Earlier I listed some of the prejudices against Steve that existed before this trial, as well as a general bias against sex offenders, especially those that prey on children. Some of that bias exhibited itself during the voir dire.
One venireperson, Elias Levy, said, “I read in the newspaper that there would be a child molester trial, and I don’t feel that I would be adequate to judge upon a person, a child molester.” Hawes explained to him that even though someone has been accused, “it doesn’t mean they are guilty of anything.” Levy said he understood, but said “it just sickens me for — even the allegation that someone would touch a child.” Hawes asked Mr. Levy if he could set that thought aside and base his verdict on the evidence alone. Levy insisted, “To me, if they have been accused of it, they’ve done it.” Hawes put him on a civil jury panel that would be voir dired that afternoon, eliminating someone from the possibility of adversely affecting the jury. If this man had kept his mouth shut, and not expressed those opinions, but calmly sat in the jury pool and made benign, neutral comments when he was spoken to, what might have happened? Could he have ended up on the jury? Of course he could.
Another man, Garth Jackson, said, “I understood one of these cases is the Sirois case. The little girl’s mother worked for me several months last year.” Hawes asked him if he thought he could be fair and impartial despite a connection to one of the witnesses. Jackson said, “Well, I probably could, but we’ve pretty much tried the case in our office. You know, I think — I think I would be biased.” Hawes put him on the civil jury panel. If Mr. Jackson had mentioned that Darla Belisle had worked for him, but had also said that he could be fair and impartial to both sides, could he have ended up on the jury? Not as likely as Mr. Levy because of the connection to Hanna’s family, but still possible.
Eleanor Chisholm, said, “I think he is guilty, so I would be whatever you call it. [Prejudiced?] Hawes said, “You’ve not heard any evidence, but just merely because he is accused of it, you don’t think you could be fair and impartial, you’ve already made a judgment?” Ms. Chisholm said, “I don’t think I could at all.” Hawes asked her if she would have the same attitude about other types of cases or just this one. She said, “Just this one.” Hawes put her on the civil jury panel. If Ms.
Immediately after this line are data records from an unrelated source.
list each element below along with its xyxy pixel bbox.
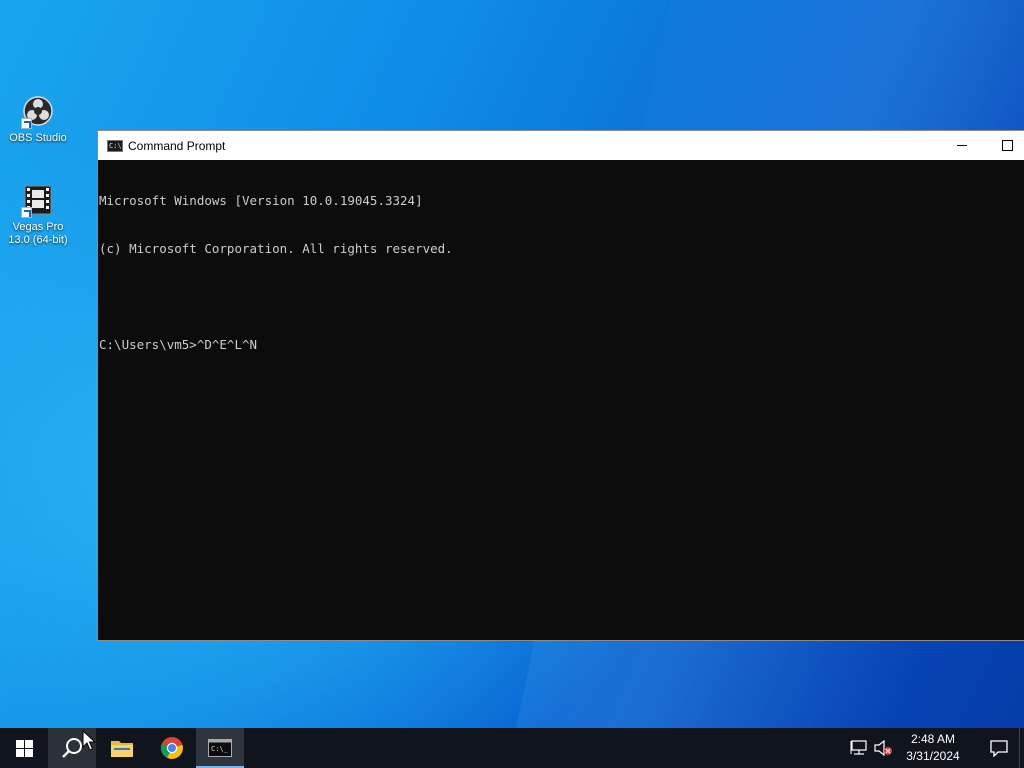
desktop-icon-label: Vegas Pro 13.0 (64-bit) — [8, 221, 68, 246]
minimize-icon — [957, 145, 967, 146]
desktop-icon-label: OBS Studio — [9, 132, 67, 144]
clock-date: 3/31/2024 — [906, 749, 960, 763]
windows-logo-icon — [15, 739, 33, 757]
console-line: Microsoft Windows [Version 10.0.19045.33… — [99, 193, 423, 208]
minimize-button[interactable] — [939, 131, 985, 160]
start-button[interactable] — [0, 728, 48, 768]
vegas-pro-icon — [21, 184, 55, 218]
cmd-icon: C:\_ — [208, 739, 232, 757]
cmd-icon: C:\ — [107, 139, 123, 152]
system-tray: 2:48 AM 3/31/2024 — [847, 728, 1024, 768]
volume-tray-button[interactable] — [871, 728, 895, 768]
console-output[interactable]: Microsoft Windows [Version 10.0.19045.33… — [98, 160, 1024, 640]
console-prompt-line[interactable]: C:\Users\vm5>^D^E^L^N — [99, 337, 1024, 353]
action-center-button[interactable] — [979, 728, 1019, 768]
maximize-button[interactable] — [984, 131, 1024, 160]
network-tray-button[interactable] — [847, 728, 871, 768]
svg-text:C:\_: C:\_ — [211, 745, 229, 753]
taskbar-command-prompt[interactable]: C:\_ — [196, 728, 244, 768]
volume-muted-icon — [874, 740, 892, 756]
desktop-icon-obs-studio[interactable]: OBS Studio — [2, 95, 74, 145]
taskbar-chrome[interactable] — [148, 728, 196, 768]
console-line: (c) Microsoft Corporation. All rights re… — [99, 241, 453, 256]
taskbar-clock[interactable]: 2:48 AM 3/31/2024 — [901, 731, 965, 765]
clock-time: 2:48 AM — [910, 732, 956, 746]
shortcut-arrow-icon — [21, 118, 32, 129]
network-icon — [850, 740, 867, 755]
folder-icon — [111, 741, 133, 757]
window-titlebar[interactable]: C:\ Command Prompt — [98, 131, 1024, 160]
desktop-icon-vegas-pro[interactable]: Vegas Pro 13.0 (64-bit) — [2, 184, 74, 247]
command-prompt-window[interactable]: C:\ Command Prompt Microsoft Windows [Ve… — [97, 130, 1024, 641]
maximize-icon — [1001, 140, 1013, 151]
search-icon — [62, 738, 82, 758]
chrome-icon — [160, 737, 183, 759]
taskbar-file-explorer[interactable] — [98, 728, 146, 768]
obs-studio-icon — [21, 95, 55, 129]
taskbar: C:\_ 2:48 AM 3/31/2024 — [0, 728, 1024, 768]
shortcut-arrow-icon — [21, 207, 32, 218]
notification-icon — [990, 740, 1008, 757]
mouse-cursor-icon — [82, 730, 96, 751]
show-desktop-button[interactable] — [1019, 728, 1024, 768]
window-title: Command Prompt — [128, 138, 226, 153]
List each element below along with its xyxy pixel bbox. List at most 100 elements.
Chisholm hadn’t expressed her clear bias, and hadn’t said that she had already made up her mind about Steve’s guilt, could she have ended up on the jury? Again, yes, possibly.
A few others said they knew Steve, lived near him or knew his kids from school, excuses like that. Hawes put all of them on the civil jury panel. After questioning the 37 excuse-requestors that came forward, Hawes excused 23 of them from jury duty altogether for various reasons, switched eight people to the civil jury panel, but kept the other six on Steve’s panel. Two of the 37 excuse-makers still ended up on Steve’s jury (after the next part of the voir dire was finished). One said he was short-handed at work and the other one said she was moving two weeks from then and wanted extra time to pack. Those excuses obviously weren’t good enough to get them out of jury duty. Hawes then gave everyone a half-hour break so the court clerks could shuffle the juror information cards and assign numbers to the remaining sixty-four venirepersons.